What kind of efforts should be made in the future to realize Big VISION 2030?
  • Fujishige
    Becoming a Global Niche No. 1 company is a very important theme, and it means always having a perspective on how to be no. 1 in the world. To this end, we will send people with a mindset of change and young people to train in the world market. I think it is very important to screen people who will survive and thrive in a tough environment, because people cannot grow in an easy environment. Again, it is important to switch to a highly market-sensitive structure.
  • Kagechika
    The goals of Big VISION 2030, including decarbonization, are high and will not be easily met just by extending current technologies. Basically, problem solving will be driven by technology. But since our technological development capability must also achieve one or two higher levels of innovation, it will be necessary to review themes from the beginning.
    We possess advanced technologies and human resources that have been accumulated in Group companies over our long history, so now is the time to strengthen the system in which the entire Group works together for development. This will come up in discussions for the next mid-term business plan, but I would like to focus on how to consolidate and increase the power of the technical human resources dispersed throughout the Group, including governance.
  • Naito
    Niches are constantly changing and becoming more sophisticated in response to the times. In other words, the key point is how to develop professional human resources and global human resources who can stay abreast of the most advanced niches in the world.
    Sustainability management is another globally important key term. We have established the Sustainability Committee to focus on environmental issues, but sustainability management issues and environmental challenges tend to become an end in themselves if we make them a specific goal. The question is how to incorporate them in conjunction with medium- and long-term corporate value and how to appeal to multiple stakeholders.

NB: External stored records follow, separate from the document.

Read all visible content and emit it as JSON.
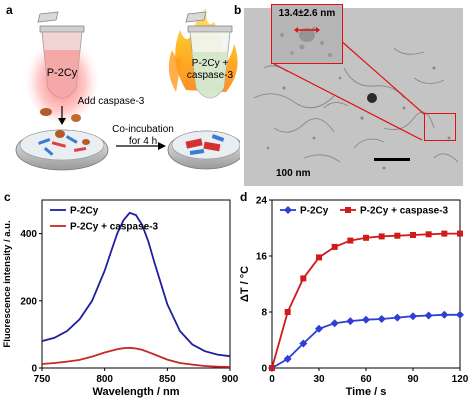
{
  "panels": {
    "a": {
      "label": "a",
      "tube_left_label": "P-2Cy",
      "tube_right_label_line1": "P-2Cy +",
      "tube_right_label_line2": "caspase-3",
      "add_label": "Add caspase-3",
      "incubation_line1": "Co-incubation",
      "incubation_line2": "for 4 h"
    },
    "b": {
      "label": "b",
      "inset_size": "13.4±2.6 nm",
      "scale_bar": "100 nm"
    },
    "c": {
      "label": "c"
    },
    "d": {
      "label": "d"
    }
  },
  "chart_data": [
    {
      "type": "line",
      "panel": "c",
      "xlabel": "Wavelength / nm",
      "ylabel": "Fluorescence intensity / a.u.",
      "xlim": [
        750,
        900
      ],
      "ylim": [
        0,
        500
      ],
      "xticks": [
        750,
        800,
        850,
        900
      ],
      "yticks": [
        0,
        200,
        400
      ],
      "legend_position": "top-left",
      "x": [
        750,
        760,
        770,
        780,
        790,
        800,
        805,
        810,
        815,
        820,
        825,
        830,
        835,
        840,
        850,
        860,
        870,
        880,
        890,
        900
      ],
      "series": [
        {
          "name": "P-2Cy",
          "color": "#1f1f9e",
          "values": [
            80,
            90,
            110,
            145,
            200,
            290,
            345,
            400,
            440,
            462,
            455,
            425,
            375,
            310,
            190,
            110,
            70,
            50,
            40,
            35
          ]
        },
        {
          "name": "P-2Cy + caspase-3",
          "color": "#c62828",
          "values": [
            12,
            15,
            19,
            24,
            34,
            46,
            51,
            56,
            59,
            60,
            58,
            54,
            47,
            40,
            25,
            15,
            10,
            6,
            4,
            3
          ]
        }
      ]
    },
    {
      "type": "line",
      "panel": "d",
      "xlabel": "Time / s",
      "ylabel": "ΔT / °C",
      "xlim": [
        0,
        120
      ],
      "ylim": [
        0,
        24
      ],
      "xticks": [
        0,
        30,
        60,
        90,
        120
      ],
      "yticks": [
        0,
        8,
        16,
        24
      ],
      "legend_position": "top",
      "x": [
        0,
        10,
        20,
        30,
        40,
        50,
        60,
        70,
        80,
        90,
        100,
        110,
        120
      ],
      "series": [
        {
          "name": "P-2Cy",
          "color": "#2e3fd6",
          "marker": "diamond",
          "values": [
            0,
            1.3,
            3.5,
            5.6,
            6.4,
            6.7,
            6.9,
            7.0,
            7.2,
            7.4,
            7.5,
            7.6,
            7.6
          ]
        },
        {
          "name": "P-2Cy + caspase-3",
          "color": "#d11a1a",
          "marker": "square",
          "values": [
            0,
            8.0,
            12.8,
            15.8,
            17.3,
            18.2,
            18.6,
            18.8,
            18.9,
            19.0,
            19.1,
            19.2,
            19.2
          ]
        }
      ]
    }
  ]
}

    I believe that we must backcast from where we want the Company to be and constantly look back to where we are today. While regularly reviewing our goals, we must endeavor to substantially enhance our corporate value and showcase our efforts to the world.
  • Nakajima
    “Global niche No. 1” is a phrase that fits the Company perfectly. I can see that we really are an enterprise that competes in niche markets in the form of top quality. I believe that growth is a steady accumulation of efforts, so I agree with this global niche idea. But the key point is to find ways to realize Big VISION 2030 in our ongoing daily activities.
    Yasuaru Nakajima
  • Fujishige
    In our case, our core management resources, such as glass fiber and in vitro diagnostic reagents, are continuous, but our target markets are discontinuous. In business diversification, core management resources are continuous, but the markets and products can be varied, which is efficient diversification.
  • Kagechika
    That’s exactly right. Historically, we created glass fiber by applying basic fiber technology, and we have grown substantially by discovering new materials for medical testing and linking them to business. Core technologies are indeed connected, but case by case they are discontinuous. In other words, going forward, while nurturing our core technologies, our growth will depend on spotting new businesses and opportunities.
    My impression is that the goals of Big VISION 2030 look like sales and profit levels that are expected to be reached when the current business base has grown much larger. The market environment has changed dramatically, and the hurdles are certainly getting higher, so I think it would be best if we added a scenario in which new businesses are created and grown to Big VISION 2030.
  • Naito
    There is a continuum in what the Company is working on and in its technology. But when it has found new markets, the Company has always transformed itself. There is no easy answer to how to find new areas for future major expansion. I believe it is partly luck.
    But we can’t find them if we don't move. I hope that we can branch out into surprising territory by making efforts in both directions, such as communicating what kinds of technology we have and making inquiries to customers.